3 About the Writer continued
Steamboat traffic on the river was halted when the Civil War broke out in 1861. Sam volunteered in the Confederate militia for a very brief period of time before traveling with his brother to Nevada to write for a living. In Nevada, and later in California, Twain achieved some celebrity as a humorist in the frontier tradition, writing tall tales and frontier stories. He then began to travel widely, giving lectures and writing about his experiences.

4 About the Writer continued
He married Olivia (Livy) Langdon in 1870 and two years later he published Roughing It, based on his years in the West. One year after that, he published The Gilded Age, a satirical novel of post-Civil War life. Twain then began to look to his childhood for material. The Adventures of Tom Sawyer was published in 1876, but sales were disappointing.

5 About the Writer continued
In 1883, Twain began to work on a sequel to Tom Sawyer. It was to become the Adventures of Huckleberry Finn. Adventures of Huckleberry Finn was finally published in 1884 and was sold in the U.S. in 1885. Is was instantly controversial.

6 Banned! Adventures of Huckleberry Finn was banned the year after its release by the committee of the Public Library of Concord, Massachusetts, on the grounds that it was coarse, immoral and unsuitable for young readers. However, this only increased its popularity and sales.

7 Big Spender Twain’s personal life became extravagant and lavish.
Soon, he found himself short on cash and he embarked on a world-wide lecture tour to pay the bills. A year later, while on tour, he discovered that his beloved daughter had died of meningitis.

8 Tragedy Strikes In the years that followed, Twain suffered a series of personal tragedies from which he would never recover. His daughter jean was diagnosed with epilepsy, and Livy (his wife), after years of poor health, collapsed from what the doctors said was heart disease and nervous problems.

9 Bitterness Sets In With Livy’s death in 1904, Twain became bereft, unhappy and bitter. Several years later his daughter Jean, who lived with him, died of an epileptic seizure in her bath. A year later, suffering from angina and heart disease, Mark Twain died at the age of 75.

10 Historical Context The novel, while published in 1884, is set years prior, before the Civil War. During those Post-Civil War years, the ideals of self-improvement, industry, and geographical expansion – the ideal of progress – dominated life and philosophy in the U.S. But in spite of the general spirit of optimism, the country was growing ever more tormented by the issue of slavery. This was especially true in Missouri, Twain’s home state and the starting point for Huck and Jim’s journey.

11 Historical Context In 1821, under the Missouri Compromise, the territory of Missouri had been admitted into the Union as a slave state. Located south of Iowa and west of Illinois, both free states, Missouri developed strict laws that prohibited the entry of free blacks to the state. Simply entering a free state didn’t guarantee freedom for an escaped slave. In Illinois, in cooperation with the Fugitive Slave Law – African Americans not in possession of freedom papers was liable to arrest and, on conviction, to indentured labor.
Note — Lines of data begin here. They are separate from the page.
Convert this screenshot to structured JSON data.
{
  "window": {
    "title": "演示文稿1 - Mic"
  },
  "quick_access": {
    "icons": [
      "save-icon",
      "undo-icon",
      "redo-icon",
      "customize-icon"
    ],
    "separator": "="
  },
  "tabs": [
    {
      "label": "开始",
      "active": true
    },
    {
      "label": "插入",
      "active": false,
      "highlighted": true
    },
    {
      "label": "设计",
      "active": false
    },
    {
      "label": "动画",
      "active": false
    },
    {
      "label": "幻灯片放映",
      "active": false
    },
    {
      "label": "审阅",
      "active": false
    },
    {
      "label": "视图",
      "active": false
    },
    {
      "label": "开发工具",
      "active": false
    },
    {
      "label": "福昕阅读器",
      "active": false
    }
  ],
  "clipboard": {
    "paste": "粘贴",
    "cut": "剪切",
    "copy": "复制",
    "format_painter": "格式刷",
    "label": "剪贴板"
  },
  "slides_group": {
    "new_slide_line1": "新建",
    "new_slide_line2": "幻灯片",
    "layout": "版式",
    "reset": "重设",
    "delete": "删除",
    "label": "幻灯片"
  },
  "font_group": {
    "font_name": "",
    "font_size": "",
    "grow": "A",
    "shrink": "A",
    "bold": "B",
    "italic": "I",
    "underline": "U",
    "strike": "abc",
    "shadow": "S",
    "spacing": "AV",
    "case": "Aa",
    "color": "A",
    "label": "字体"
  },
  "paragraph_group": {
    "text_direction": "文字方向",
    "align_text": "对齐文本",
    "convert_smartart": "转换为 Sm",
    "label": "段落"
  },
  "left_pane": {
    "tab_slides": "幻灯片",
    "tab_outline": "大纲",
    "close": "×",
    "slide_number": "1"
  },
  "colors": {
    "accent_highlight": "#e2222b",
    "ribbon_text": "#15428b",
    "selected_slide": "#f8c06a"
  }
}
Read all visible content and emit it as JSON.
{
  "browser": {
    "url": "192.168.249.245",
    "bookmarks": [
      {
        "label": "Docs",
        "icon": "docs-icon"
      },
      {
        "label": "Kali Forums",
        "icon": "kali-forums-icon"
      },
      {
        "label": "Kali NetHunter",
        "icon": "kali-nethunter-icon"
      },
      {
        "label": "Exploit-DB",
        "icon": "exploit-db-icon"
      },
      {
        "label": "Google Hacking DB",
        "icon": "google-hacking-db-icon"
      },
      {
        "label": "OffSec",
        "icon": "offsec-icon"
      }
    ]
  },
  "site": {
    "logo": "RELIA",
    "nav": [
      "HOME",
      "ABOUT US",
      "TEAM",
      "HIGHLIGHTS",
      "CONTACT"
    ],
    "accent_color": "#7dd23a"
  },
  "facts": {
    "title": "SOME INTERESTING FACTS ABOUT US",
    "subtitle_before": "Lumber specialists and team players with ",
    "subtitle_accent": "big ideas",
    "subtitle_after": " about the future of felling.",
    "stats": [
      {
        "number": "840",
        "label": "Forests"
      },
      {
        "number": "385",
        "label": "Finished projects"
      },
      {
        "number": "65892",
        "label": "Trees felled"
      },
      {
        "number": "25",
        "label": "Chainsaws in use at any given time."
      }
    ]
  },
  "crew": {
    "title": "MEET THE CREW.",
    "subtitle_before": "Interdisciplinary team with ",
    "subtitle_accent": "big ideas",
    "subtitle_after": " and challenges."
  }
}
12 Historical Context Although growing numbers of Northerners came to regard slavery as a moral issue, Southerners became more adamant and defensive about their way of life. It is many of these qualities and situations Twain spotlights in his novel.

13 The Economic Gap The cast gulf separating rich and poor was justified by the economist William Sumner, whose theory of Social Darwinism held that business, left to its own devices, would eliminate the weak and reward the strong. Twain’s concern for the fate of the weak is evident in his heroic trio: Huck and Jim and the raft.

14 The Heroic Trio Huck and Jim are uneducated outcasts of society
The raft they use to travel upon is no longer the “fittest” form of transport on the river.